The work - mother balance is an impossible challenge women face today. Whether you are thinking about having your first baby, a stay at home mom, a career woman, or a single mom, the majority of women end up in situations that are imposed, unsupported, or exhausting. In other words, soul crushing.

It’s a topic that we need to collectively address and one that has much healing to undergo.

Most couples don't venture to discuss what roles each parent will take. Many assume the unconscious household roles that made up their childhood or traditions of the past. Some new mothers can't wait to get back to work while others can't bear the thought. And most won't truly know until they are holding a baby in their arms which makes planning for it unreasonable.

Moms who end up at home with baby/children may love it, but even so will get drained by its excess. Financial strains and pressure often lead husbands to disconnect and default the whole load of parenting onto the women, even if she is also working. And she, losing her power and purpose, becomes enslaved. Her needs fall onto deafened ears. So she resigns, as does her libido.

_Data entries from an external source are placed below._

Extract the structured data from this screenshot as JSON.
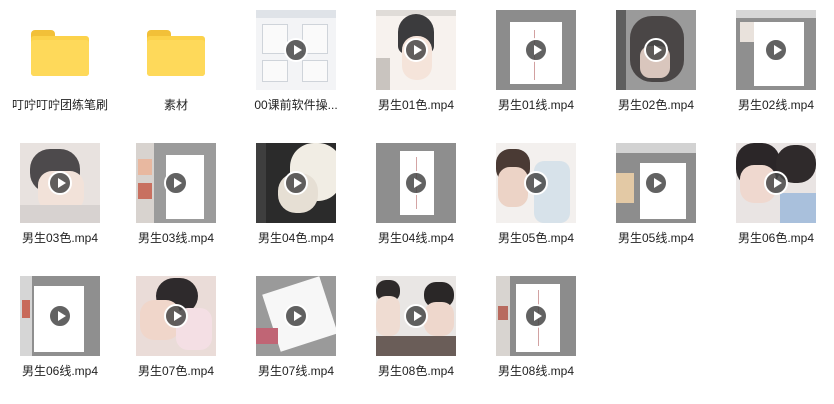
{
  "items": [
    {
      "label": "叮咛叮咛团练笔刷",
      "type": "folder",
      "icon": "folder-icon"
    },
    {
      "label": "素材",
      "type": "folder",
      "icon": "folder-icon"
    },
    {
      "label": "00课前软件操...",
      "type": "video",
      "icon": "video-thumbnail"
    },
    {
      "label": "男生01色.mp4",
      "type": "video",
      "icon": "video-thumbnail"
    },
    {
      "label": "男生01线.mp4",
      "type": "video",
      "icon": "video-thumbnail"
    },
    {
      "label": "男生02色.mp4",
      "type": "video",
      "icon": "video-thumbnail"
    },
    {
      "label": "男生02线.mp4",
      "type": "video",
      "icon": "video-thumbnail"
    },
    {
      "label": "男生03色.mp4",
      "type": "video",
      "icon": "video-thumbnail"
    },
    {
      "label": "男生03线.mp4",
      "type": "video",
      "icon": "video-thumbnail"
    },
    {
      "label": "男生04色.mp4",
      "type": "video",
      "icon": "video-thumbnail"
    },
    {
      "label": "男生04线.mp4",
      "type": "video",
      "icon": "video-thumbnail"
    },
    {
      "label": "男生05色.mp4",
      "type": "video",
      "icon": "video-thumbnail"
    },
    {
      "label": "男生05线.mp4",
      "type": "video",
      "icon": "video-thumbnail"
    },
    {
      "label": "男生06色.mp4",
      "type": "video",
      "icon": "video-thumbnail"
    },
    {
      "label": "男生06线.mp4",
      "type": "video",
      "icon": "video-thumbnail"
    },
    {
      "label": "男生07色.mp4",
      "type": "video",
      "icon": "video-thumbnail"
    },
    {
      "label": "男生07线.mp4",
      "type": "video",
      "icon": "video-thumbnail"
    },
    {
      "label": "男生08色.mp4",
      "type": "video",
      "icon": "video-thumbnail"
    },
    {
      "label": "男生08线.mp4",
      "type": "video",
      "icon": "video-thumbnail"
    }
  ],
  "colors": {
    "folder": "#fcd24a",
    "play_button": "#464646",
    "label_text": "#222222"
  }
}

Moms who work can’t avoid a feeling of guilt about spending time away, if not from their own judgement, from other women's (eek) or from society’s. No one wins.

Rising up and gaining equality is not about trying to match men or labeling them as wrong and women as right. It’s about creating a new paradigm. It’s about taking responsibility for ourselves and in doing so demanding a holistic structure to engage with. Women must vision and create for themselves, and do so with opportunity to tend to and nurture. MRS degrees are obsolete.

Let's make decisions that don't sacrifice who we are, let's let go of what a family picture should look like and the roles that come with it, and let's heal this world. Relationships must evolve from codependent to interdependent.

If you are a woman on the planet right now, you are here to help with this shift - be an example, stand up for yourself and your needs, know that you deserve support, and give yourself permission to have a purpose outside of motherhood while mothering. Liberate yourself. And demand that the workforce comply.

And if you’ve lost yourself, this is not the time to give up. It’s time to rediscover who you are and renew your purpose through possibility. Remember, if you have given birth, you can do anything.